Wednesday, May 23, 2007

Conrad in Full Sail

To Edward Garnett
Friday
17 Gillingham St. S. W.

March 8, 1895.

Dear Garnett,

I send you 4 chapters of the Outcast who--as you will perceive--is very much so. More than ever.--Your talk yesterday put so much life into me that I am reluctantly compelled to suspect you of good nature. Do not be offended for I do not mean any harm in charging you with such a bourgeois (or Philistine) failing. Even our friends are not perfect! This world is a dreary place and a prey to minor virtues. A dreary place--unless a fellow is a Willems of some kind and is stuffed full of emotions--without any moral--when he may discover some joviality or other at the bottom of his load of anguish. But that's a lottery; an illegal thing; the invention of the Devil.

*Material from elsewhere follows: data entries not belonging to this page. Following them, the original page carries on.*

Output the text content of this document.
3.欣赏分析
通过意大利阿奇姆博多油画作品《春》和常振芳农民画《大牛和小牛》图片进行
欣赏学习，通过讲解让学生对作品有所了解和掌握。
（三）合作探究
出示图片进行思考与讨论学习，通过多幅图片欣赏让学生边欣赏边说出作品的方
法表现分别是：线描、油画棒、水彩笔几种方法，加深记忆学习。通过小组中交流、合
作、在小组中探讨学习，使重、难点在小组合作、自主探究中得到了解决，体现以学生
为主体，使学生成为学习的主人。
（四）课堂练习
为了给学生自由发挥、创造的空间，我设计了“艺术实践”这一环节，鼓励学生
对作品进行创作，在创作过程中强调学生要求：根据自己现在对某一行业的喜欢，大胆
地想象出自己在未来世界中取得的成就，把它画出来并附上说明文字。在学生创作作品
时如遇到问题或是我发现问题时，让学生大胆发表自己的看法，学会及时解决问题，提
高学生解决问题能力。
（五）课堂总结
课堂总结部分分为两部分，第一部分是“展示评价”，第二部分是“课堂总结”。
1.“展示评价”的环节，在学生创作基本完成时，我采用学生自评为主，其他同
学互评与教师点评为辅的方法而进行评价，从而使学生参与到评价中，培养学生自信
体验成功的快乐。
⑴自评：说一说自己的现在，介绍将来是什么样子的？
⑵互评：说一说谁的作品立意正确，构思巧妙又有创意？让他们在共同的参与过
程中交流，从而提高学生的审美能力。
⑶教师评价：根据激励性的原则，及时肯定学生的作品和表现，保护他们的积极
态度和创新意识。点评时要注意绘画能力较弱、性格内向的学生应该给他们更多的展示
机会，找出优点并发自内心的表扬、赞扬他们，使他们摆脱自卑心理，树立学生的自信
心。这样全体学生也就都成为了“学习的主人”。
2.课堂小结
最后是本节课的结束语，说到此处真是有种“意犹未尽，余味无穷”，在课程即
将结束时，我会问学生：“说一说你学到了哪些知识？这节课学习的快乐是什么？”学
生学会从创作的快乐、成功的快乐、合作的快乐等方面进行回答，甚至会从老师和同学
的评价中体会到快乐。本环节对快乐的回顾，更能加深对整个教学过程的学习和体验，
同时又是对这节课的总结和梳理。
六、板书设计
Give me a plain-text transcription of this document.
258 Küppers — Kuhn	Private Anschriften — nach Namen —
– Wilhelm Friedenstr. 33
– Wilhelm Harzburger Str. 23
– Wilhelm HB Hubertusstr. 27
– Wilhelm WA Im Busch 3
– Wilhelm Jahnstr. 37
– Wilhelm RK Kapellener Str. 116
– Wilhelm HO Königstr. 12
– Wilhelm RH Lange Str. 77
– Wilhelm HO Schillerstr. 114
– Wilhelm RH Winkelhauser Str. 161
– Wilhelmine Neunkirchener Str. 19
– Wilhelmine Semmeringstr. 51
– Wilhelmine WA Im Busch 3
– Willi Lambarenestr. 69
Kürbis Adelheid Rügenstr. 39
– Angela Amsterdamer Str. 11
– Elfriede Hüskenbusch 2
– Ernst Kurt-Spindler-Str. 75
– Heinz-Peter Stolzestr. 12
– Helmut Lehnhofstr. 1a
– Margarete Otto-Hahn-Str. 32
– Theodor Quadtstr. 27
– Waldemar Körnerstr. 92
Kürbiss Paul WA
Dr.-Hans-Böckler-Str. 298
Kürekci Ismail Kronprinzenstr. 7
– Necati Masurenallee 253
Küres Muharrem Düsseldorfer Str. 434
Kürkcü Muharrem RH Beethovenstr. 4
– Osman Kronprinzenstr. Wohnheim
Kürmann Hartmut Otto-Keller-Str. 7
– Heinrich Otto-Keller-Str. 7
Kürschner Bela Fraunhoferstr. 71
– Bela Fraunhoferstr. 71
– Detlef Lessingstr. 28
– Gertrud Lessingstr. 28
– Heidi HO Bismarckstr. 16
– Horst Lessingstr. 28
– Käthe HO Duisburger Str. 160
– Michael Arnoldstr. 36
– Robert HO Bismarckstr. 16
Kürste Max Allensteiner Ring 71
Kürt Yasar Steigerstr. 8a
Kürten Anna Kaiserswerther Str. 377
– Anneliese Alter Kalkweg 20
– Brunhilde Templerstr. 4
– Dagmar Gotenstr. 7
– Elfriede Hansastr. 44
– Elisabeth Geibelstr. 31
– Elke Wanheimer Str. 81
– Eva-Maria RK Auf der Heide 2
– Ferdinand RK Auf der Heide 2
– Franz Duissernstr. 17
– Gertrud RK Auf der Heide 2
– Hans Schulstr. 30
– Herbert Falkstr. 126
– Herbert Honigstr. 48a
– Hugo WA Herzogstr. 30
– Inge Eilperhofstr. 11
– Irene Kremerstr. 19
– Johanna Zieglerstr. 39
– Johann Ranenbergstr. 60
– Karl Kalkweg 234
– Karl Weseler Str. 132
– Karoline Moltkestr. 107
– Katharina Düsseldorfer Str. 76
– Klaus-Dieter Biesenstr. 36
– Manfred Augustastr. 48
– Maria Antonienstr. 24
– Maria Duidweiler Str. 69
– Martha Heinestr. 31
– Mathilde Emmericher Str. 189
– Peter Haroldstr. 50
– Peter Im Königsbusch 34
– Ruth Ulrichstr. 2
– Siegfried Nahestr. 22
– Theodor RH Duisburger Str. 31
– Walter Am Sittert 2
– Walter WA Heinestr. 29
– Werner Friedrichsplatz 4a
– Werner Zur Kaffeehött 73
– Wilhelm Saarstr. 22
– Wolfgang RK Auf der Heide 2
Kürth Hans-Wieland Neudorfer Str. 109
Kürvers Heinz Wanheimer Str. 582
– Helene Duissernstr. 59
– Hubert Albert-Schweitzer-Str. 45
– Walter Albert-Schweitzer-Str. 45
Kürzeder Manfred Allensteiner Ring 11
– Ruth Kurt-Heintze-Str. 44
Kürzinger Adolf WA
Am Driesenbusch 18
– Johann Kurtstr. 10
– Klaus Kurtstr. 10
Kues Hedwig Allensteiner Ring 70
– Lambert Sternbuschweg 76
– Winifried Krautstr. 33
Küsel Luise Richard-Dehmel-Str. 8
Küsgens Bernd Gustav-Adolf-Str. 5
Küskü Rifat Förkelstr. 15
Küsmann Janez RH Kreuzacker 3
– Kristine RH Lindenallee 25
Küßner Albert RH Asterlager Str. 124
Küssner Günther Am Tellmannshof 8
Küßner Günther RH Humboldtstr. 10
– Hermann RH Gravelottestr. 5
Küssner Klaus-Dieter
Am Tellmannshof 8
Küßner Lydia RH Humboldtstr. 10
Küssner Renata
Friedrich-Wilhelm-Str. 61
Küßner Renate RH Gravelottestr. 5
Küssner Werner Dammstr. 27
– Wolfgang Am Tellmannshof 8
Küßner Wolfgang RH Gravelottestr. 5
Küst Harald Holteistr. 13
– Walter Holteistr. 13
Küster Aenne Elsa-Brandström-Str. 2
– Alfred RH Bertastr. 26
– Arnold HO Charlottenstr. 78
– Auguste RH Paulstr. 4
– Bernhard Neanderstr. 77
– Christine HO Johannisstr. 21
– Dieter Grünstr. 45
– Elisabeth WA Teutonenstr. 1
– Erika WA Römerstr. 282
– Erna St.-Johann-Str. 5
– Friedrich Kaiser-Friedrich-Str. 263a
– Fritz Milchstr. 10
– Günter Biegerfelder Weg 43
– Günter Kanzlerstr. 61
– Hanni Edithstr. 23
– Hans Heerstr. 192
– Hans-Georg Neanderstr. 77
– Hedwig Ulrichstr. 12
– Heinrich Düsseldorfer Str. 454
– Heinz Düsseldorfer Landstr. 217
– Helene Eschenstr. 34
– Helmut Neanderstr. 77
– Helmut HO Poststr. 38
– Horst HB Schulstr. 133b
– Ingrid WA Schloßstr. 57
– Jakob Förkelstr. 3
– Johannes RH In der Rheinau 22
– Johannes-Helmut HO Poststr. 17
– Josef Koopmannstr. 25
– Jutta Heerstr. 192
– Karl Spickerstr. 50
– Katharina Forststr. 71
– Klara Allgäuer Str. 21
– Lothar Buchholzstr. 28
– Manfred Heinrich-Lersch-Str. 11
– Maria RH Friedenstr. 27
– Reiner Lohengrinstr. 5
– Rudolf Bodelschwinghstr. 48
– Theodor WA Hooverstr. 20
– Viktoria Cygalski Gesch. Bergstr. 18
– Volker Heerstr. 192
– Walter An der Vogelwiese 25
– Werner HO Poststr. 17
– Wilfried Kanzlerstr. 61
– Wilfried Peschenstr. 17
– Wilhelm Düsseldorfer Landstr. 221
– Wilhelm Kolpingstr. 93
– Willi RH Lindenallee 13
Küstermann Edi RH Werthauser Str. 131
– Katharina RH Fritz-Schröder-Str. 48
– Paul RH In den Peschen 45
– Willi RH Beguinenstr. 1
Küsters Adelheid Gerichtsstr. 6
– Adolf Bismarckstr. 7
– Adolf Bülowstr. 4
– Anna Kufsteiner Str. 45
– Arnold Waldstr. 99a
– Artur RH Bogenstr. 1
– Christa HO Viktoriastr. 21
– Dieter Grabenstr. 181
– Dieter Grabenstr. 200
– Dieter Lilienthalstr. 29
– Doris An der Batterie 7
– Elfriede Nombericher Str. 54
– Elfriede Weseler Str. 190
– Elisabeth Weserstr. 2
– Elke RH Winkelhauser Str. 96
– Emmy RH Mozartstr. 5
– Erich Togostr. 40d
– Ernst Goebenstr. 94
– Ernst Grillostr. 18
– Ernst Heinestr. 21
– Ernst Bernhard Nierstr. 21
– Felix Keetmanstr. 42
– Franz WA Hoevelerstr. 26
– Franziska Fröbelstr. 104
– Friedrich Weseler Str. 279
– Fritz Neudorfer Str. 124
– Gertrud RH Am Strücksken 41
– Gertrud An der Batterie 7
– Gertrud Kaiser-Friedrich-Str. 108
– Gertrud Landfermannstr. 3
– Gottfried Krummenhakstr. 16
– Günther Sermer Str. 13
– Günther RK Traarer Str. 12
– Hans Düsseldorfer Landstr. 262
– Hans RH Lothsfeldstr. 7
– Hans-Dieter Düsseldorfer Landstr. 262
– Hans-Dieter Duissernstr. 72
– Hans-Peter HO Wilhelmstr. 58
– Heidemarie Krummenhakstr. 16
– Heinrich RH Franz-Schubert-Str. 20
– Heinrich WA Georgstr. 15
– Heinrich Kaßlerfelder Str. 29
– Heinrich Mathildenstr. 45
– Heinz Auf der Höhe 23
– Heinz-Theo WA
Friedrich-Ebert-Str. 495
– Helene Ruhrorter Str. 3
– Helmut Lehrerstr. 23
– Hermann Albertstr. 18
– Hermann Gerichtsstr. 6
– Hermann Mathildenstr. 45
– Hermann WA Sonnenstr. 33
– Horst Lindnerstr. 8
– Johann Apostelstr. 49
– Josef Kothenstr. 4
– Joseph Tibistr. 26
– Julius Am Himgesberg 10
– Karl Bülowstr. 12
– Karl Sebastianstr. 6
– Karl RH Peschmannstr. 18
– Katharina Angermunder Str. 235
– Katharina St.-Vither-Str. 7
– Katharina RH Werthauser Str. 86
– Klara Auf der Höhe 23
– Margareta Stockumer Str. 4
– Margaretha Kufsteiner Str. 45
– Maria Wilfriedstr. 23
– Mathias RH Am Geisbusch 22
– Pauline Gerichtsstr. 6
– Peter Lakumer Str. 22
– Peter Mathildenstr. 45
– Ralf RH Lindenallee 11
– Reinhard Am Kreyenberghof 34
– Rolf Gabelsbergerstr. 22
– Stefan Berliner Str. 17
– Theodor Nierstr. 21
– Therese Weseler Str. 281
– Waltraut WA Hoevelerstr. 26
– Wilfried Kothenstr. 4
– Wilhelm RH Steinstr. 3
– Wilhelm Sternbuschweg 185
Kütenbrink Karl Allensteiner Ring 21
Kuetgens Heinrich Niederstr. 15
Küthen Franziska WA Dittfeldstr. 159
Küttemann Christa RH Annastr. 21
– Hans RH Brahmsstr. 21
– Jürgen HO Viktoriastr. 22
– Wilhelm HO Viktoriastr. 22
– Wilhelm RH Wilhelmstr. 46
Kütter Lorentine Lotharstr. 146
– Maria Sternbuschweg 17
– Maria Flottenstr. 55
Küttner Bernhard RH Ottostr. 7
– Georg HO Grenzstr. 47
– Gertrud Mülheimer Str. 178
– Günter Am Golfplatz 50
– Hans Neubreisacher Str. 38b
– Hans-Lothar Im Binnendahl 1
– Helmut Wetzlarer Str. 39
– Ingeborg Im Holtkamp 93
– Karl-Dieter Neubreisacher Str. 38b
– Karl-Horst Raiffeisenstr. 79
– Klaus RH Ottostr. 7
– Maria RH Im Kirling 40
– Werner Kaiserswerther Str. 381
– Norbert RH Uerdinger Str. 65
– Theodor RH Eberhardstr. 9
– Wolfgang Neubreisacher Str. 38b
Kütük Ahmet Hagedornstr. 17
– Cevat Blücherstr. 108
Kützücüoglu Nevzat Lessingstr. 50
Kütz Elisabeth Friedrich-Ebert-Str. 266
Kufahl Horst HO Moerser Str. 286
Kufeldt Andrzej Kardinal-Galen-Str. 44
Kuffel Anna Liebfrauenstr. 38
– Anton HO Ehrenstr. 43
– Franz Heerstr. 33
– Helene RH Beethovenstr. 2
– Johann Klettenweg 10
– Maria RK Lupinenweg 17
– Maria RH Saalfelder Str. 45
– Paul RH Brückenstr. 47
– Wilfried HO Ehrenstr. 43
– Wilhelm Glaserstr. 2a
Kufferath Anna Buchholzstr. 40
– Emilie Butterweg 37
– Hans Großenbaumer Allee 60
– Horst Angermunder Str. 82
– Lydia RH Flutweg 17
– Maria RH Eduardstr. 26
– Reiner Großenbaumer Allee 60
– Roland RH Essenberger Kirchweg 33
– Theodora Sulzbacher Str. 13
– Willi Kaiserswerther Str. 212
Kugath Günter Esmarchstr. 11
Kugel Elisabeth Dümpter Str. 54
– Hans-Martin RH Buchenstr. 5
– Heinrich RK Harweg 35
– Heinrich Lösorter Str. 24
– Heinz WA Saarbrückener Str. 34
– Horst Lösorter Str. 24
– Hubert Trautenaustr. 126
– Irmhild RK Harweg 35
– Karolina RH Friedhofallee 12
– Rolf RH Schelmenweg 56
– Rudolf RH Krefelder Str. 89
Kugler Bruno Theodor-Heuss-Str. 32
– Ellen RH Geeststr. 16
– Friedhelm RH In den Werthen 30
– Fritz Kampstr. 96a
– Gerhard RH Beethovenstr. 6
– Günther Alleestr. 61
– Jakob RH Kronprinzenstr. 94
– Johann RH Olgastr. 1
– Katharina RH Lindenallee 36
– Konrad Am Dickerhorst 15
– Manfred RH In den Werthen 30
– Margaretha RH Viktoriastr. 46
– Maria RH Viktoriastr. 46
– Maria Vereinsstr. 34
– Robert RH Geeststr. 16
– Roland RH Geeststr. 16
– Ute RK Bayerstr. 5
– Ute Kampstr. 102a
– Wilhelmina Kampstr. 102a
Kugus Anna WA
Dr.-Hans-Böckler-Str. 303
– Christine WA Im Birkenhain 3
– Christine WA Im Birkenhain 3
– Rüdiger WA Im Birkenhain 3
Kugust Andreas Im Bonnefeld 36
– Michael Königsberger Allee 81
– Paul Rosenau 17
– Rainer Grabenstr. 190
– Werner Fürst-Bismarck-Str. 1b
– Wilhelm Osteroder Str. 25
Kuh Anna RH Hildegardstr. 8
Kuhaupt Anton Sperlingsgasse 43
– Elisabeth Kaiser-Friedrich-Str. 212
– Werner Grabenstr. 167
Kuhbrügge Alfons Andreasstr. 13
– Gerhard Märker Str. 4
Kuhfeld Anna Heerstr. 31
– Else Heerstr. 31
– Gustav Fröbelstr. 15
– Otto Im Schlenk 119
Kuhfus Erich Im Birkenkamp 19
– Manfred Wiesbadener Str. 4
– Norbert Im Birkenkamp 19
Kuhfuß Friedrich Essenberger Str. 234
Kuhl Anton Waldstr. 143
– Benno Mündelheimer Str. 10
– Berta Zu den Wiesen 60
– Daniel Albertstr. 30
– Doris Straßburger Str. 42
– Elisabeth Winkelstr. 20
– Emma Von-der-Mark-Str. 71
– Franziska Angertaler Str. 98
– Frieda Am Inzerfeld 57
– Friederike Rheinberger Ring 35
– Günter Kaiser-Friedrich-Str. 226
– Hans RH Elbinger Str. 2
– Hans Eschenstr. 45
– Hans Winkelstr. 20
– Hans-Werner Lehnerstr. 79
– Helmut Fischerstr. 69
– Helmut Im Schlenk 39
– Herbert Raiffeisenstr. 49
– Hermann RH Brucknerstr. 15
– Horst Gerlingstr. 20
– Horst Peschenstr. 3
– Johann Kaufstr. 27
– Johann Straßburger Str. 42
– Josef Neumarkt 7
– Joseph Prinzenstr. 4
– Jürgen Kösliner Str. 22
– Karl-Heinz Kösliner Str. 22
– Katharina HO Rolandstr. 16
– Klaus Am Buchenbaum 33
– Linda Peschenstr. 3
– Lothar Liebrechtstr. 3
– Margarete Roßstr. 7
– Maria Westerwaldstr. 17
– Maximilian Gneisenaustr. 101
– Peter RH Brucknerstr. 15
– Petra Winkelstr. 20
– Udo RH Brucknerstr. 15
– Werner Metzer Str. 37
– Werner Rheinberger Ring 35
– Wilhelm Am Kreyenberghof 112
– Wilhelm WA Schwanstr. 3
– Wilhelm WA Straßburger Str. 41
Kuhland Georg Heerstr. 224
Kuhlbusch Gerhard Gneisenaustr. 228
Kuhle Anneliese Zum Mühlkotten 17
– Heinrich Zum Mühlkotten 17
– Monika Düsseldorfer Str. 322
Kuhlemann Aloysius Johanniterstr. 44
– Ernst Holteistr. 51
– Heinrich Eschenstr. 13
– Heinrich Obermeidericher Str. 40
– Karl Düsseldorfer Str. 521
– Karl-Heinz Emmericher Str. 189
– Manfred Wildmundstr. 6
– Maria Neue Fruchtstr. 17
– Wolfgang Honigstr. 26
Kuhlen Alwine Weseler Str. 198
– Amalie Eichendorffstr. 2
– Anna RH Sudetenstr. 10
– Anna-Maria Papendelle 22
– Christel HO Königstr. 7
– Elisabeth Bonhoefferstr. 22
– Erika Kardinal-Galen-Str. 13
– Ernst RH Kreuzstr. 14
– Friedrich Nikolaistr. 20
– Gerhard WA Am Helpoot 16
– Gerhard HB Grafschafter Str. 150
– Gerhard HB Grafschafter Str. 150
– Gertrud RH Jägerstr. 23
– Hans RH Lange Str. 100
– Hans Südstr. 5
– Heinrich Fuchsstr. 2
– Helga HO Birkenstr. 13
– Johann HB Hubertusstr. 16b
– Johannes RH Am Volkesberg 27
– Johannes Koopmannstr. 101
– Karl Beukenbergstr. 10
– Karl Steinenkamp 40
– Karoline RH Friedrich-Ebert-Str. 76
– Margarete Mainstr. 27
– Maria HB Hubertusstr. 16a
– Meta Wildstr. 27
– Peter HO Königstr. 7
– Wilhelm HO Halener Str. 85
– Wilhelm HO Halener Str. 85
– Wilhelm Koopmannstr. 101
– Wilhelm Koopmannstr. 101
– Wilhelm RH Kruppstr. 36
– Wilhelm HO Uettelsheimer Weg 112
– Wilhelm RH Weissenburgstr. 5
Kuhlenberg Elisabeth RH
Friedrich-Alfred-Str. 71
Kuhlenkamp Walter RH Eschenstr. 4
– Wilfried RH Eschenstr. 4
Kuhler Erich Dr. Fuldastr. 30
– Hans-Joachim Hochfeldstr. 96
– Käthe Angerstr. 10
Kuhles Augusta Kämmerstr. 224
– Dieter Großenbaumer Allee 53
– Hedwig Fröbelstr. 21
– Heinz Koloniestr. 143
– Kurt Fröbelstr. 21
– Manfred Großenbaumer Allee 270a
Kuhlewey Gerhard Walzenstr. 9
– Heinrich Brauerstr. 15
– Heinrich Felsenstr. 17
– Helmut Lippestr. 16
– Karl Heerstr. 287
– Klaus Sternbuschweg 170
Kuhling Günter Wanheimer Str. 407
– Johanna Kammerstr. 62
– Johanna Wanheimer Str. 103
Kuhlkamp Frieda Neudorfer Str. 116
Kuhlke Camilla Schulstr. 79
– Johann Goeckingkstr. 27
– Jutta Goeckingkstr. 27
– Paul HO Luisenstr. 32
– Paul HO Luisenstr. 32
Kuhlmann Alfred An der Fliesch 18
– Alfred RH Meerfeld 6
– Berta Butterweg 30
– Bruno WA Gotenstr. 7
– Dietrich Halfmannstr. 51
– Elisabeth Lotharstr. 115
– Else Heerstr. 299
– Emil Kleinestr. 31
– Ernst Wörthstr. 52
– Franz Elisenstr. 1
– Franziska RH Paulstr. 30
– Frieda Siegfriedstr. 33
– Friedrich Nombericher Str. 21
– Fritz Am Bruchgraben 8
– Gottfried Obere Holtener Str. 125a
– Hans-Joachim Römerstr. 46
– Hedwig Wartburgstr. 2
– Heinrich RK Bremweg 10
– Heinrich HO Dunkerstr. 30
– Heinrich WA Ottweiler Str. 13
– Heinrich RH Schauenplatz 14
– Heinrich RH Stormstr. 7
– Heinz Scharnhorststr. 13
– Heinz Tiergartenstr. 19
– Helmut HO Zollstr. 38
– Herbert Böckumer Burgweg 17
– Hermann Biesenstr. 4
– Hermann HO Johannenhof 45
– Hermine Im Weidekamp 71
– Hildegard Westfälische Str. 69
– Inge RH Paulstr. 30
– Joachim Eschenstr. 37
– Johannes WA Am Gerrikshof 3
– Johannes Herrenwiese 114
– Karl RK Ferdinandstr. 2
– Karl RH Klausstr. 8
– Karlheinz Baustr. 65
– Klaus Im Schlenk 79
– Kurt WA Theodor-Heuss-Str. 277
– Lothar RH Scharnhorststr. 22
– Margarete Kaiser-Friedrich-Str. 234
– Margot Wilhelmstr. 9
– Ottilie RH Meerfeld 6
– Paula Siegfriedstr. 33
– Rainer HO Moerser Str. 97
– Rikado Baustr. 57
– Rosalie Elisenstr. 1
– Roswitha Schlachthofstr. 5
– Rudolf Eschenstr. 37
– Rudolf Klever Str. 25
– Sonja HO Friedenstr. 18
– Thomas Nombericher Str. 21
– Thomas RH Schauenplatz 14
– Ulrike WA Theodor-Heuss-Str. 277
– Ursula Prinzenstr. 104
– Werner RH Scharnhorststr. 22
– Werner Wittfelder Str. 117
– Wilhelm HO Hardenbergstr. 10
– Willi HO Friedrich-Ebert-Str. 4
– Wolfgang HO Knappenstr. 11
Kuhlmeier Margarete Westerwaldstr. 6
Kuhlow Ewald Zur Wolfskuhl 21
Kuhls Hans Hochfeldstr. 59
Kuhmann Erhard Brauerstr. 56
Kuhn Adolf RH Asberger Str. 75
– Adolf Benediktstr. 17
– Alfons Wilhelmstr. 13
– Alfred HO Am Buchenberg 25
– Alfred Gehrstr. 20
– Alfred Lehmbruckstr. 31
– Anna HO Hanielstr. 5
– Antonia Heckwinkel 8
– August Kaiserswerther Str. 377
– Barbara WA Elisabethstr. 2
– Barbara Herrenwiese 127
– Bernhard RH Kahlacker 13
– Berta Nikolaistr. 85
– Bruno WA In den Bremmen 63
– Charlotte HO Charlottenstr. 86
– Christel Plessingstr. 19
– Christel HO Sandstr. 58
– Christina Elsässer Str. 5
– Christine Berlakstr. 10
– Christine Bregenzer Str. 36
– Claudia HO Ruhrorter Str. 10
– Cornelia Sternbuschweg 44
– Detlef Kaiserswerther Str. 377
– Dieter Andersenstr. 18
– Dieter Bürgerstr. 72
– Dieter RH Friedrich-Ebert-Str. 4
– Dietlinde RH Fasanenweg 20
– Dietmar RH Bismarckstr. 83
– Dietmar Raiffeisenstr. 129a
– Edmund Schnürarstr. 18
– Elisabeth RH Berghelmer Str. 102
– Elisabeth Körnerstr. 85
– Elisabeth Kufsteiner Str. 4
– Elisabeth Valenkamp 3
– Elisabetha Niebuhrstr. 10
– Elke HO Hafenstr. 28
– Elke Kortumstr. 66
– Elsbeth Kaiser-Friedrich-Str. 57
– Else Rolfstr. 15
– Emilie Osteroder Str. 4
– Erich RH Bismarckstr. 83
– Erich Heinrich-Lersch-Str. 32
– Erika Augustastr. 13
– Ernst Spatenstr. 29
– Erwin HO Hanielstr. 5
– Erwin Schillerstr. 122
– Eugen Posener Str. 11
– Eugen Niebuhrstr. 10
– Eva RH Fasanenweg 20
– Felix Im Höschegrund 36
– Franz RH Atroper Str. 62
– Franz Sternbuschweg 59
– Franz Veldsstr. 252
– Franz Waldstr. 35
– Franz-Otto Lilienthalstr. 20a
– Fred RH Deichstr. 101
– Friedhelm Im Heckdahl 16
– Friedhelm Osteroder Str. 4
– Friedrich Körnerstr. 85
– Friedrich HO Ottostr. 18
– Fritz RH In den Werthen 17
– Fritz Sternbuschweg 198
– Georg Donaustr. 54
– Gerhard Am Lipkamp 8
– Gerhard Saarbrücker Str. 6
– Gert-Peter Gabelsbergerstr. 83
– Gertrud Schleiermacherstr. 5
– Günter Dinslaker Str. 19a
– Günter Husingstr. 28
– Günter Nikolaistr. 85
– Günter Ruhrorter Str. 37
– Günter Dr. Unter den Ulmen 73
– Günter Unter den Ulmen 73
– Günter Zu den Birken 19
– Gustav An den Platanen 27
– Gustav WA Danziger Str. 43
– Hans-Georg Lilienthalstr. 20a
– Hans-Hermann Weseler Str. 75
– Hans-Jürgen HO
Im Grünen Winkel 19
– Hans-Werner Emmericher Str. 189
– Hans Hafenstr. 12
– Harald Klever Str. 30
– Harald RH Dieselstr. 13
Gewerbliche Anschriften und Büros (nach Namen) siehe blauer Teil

In Chap. XII beginning with the words: "And now they are . . ." are the two pars. in the new style. Please say on the margin what you think. One word will do. I am very much in doubt myself about it; but where is the thing, institution or principle which I do not doubt?!


I shall advise you by autograph of my return from the Continent: because the fashionable intelligence of the Pall Mall neglects me in a most unaccountable way. Till then
Vale.


-from Joseph Conrad: Life and Letters by G. Jean-Aubry (Garden City, New York: Doubleday Page & Co., 1927) Vol. 1, p. 173.